Calculates the statistical parity difference for a single protected attribute comparing privileged and unprivileged values.

def calculate_statistical_parity_difference(df, outcome_column, protected_attribute, 
privileged_value, unprivileged_value, favorable_result)

Parameters

  • df (pd.DataFrame): The DataFrame containing the dataset. This should include the outcome column and the protected attribute.

  • outcome_column (str): The name of the column in the DataFrame that represents the outcome of the prediction. The outcome should be binary, typically encoded as 1 for a favorable result and 0 for an unfavorable result.
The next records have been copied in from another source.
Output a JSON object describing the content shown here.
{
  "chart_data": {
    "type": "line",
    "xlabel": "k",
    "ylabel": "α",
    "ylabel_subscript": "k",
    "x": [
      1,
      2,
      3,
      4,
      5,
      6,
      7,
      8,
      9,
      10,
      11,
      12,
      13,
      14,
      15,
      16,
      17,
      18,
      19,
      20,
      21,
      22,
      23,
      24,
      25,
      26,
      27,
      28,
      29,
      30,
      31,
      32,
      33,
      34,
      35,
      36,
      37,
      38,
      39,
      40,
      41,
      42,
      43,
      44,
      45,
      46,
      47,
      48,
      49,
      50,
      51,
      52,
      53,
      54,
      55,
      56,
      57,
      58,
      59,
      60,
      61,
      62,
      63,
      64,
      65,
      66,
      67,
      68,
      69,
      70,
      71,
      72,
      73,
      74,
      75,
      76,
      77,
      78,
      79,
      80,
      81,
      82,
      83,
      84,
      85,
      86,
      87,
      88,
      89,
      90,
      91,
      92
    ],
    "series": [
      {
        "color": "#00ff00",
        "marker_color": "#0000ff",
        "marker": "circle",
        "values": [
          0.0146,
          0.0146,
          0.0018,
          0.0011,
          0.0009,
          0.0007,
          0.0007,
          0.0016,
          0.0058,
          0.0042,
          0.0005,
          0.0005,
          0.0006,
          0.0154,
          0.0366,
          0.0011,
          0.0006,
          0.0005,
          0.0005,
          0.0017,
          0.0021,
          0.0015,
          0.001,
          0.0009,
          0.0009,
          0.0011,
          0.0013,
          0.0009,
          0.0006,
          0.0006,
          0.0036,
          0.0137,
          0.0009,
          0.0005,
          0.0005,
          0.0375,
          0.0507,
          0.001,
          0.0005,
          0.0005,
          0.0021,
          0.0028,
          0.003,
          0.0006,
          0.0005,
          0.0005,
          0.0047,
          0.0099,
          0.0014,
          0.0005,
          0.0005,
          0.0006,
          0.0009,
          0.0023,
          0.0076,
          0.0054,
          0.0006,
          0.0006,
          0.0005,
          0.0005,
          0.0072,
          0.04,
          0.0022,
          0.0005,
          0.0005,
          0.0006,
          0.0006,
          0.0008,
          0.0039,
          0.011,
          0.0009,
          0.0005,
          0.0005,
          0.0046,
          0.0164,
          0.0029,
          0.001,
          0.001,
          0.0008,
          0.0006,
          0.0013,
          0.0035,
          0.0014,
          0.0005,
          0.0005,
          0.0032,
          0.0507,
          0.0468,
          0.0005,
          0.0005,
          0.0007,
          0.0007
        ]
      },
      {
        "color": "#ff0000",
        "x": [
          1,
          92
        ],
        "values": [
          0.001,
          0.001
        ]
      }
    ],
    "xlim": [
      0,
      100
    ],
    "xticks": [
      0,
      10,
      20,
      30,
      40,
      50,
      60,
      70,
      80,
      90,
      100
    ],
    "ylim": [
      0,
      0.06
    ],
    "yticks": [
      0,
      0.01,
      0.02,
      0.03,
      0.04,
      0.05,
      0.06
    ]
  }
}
  • protected_attribute (str): The name of the column in the DataFrame that represents the protected attribute. This attribute is used to differentiate between the privileged and unprivileged groups (e.g., ‘gender’, ‘race’).

  • privileged_value (str or int): The value within the protected attribute that represents the privileged group. For instance, if ‘gender’ is the protected attribute, ‘male’ might be designated as the privileged value.
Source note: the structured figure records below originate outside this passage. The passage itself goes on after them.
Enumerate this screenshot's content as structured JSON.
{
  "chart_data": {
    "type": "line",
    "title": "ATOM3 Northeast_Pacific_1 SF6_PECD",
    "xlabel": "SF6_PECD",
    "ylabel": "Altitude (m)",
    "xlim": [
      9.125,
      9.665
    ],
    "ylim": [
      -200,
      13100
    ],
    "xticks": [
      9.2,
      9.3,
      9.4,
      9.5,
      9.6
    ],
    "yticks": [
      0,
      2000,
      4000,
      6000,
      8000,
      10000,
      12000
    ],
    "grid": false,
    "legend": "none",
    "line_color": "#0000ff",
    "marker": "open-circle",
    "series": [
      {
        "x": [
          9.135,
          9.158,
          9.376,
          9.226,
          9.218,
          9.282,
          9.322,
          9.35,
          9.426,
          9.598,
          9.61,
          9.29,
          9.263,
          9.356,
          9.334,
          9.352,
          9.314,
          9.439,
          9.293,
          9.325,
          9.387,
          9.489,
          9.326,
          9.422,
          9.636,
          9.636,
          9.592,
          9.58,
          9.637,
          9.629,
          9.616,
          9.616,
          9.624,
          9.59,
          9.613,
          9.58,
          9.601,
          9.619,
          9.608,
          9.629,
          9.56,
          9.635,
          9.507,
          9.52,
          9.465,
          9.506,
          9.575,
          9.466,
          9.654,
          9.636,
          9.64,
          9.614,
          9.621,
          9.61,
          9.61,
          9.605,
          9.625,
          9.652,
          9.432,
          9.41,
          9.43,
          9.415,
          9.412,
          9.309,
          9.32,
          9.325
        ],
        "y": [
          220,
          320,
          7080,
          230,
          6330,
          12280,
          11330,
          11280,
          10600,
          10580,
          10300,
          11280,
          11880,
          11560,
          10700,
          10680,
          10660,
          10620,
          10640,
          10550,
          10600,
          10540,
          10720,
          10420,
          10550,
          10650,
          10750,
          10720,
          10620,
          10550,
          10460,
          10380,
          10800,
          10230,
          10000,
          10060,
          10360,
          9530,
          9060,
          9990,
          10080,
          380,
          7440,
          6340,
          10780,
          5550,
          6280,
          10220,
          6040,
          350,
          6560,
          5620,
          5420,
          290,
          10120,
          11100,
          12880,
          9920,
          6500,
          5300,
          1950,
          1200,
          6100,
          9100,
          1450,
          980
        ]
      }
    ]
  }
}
  • unprivileged_value (str or int): The value within the protected attribute that represents the unprivileged group. Using the same example, if ‘gender’ is the protected attribute, ‘female’ might be the unprivileged value.

  • favorable_result (int): The value in the outcome column that is considered a favorable result. Typically, this is 1 for a positive outcome.

Returns

  • float: The statistical parity difference. A value of 0 implies fairness, a negative value indicates a bias against the unprivileged group, and a positive value indicates a bias in favor of the unprivileged group.

Example

This example demonstrates how to use the calculate_statistical_parity_difference function on a sample dataset. The dataset contains information on loan approvals, with ‘gender’ as the protected attribute.

>>> import pandas as pd
>>> from util import calculate_statistical_parity_difference
# Example dataset
>>> data = {
    'gender': ['male', 'female', 'male', 'female', 'male', 'female', 'male', 'female'],
    'loan_approved': [1, 0, 1, 1, 1, 1, 1, 0]
}
>>> df = pd.DataFrame(data)
>>> outcome_column = 'loan_approved'
>>> protected_attribute = 'gender'
>>> privileged_value = 'male'
>>> unprivileged_value = 'female'
>>> stat_parity_diff = calculate_statistical_parity_difference(df, outcome_column, \
protected_attribute, privileged_value, unprivileged_value, 1)
>>> print("Statistical Parity Difference:", stat_parity_diff)
Statistical Parity Difference: -0.5

The output indicates the degree of statistical parity difference in the loan approval process between males and females. A value close to 0 implies fairness, a negative value indicates bias in against the unprivileged group, and a positive value indicates bias in favor of the unprivileged group.

This result indicates a bias against the unprivileged group (in this case, ‘female’) in the context of loan approvals.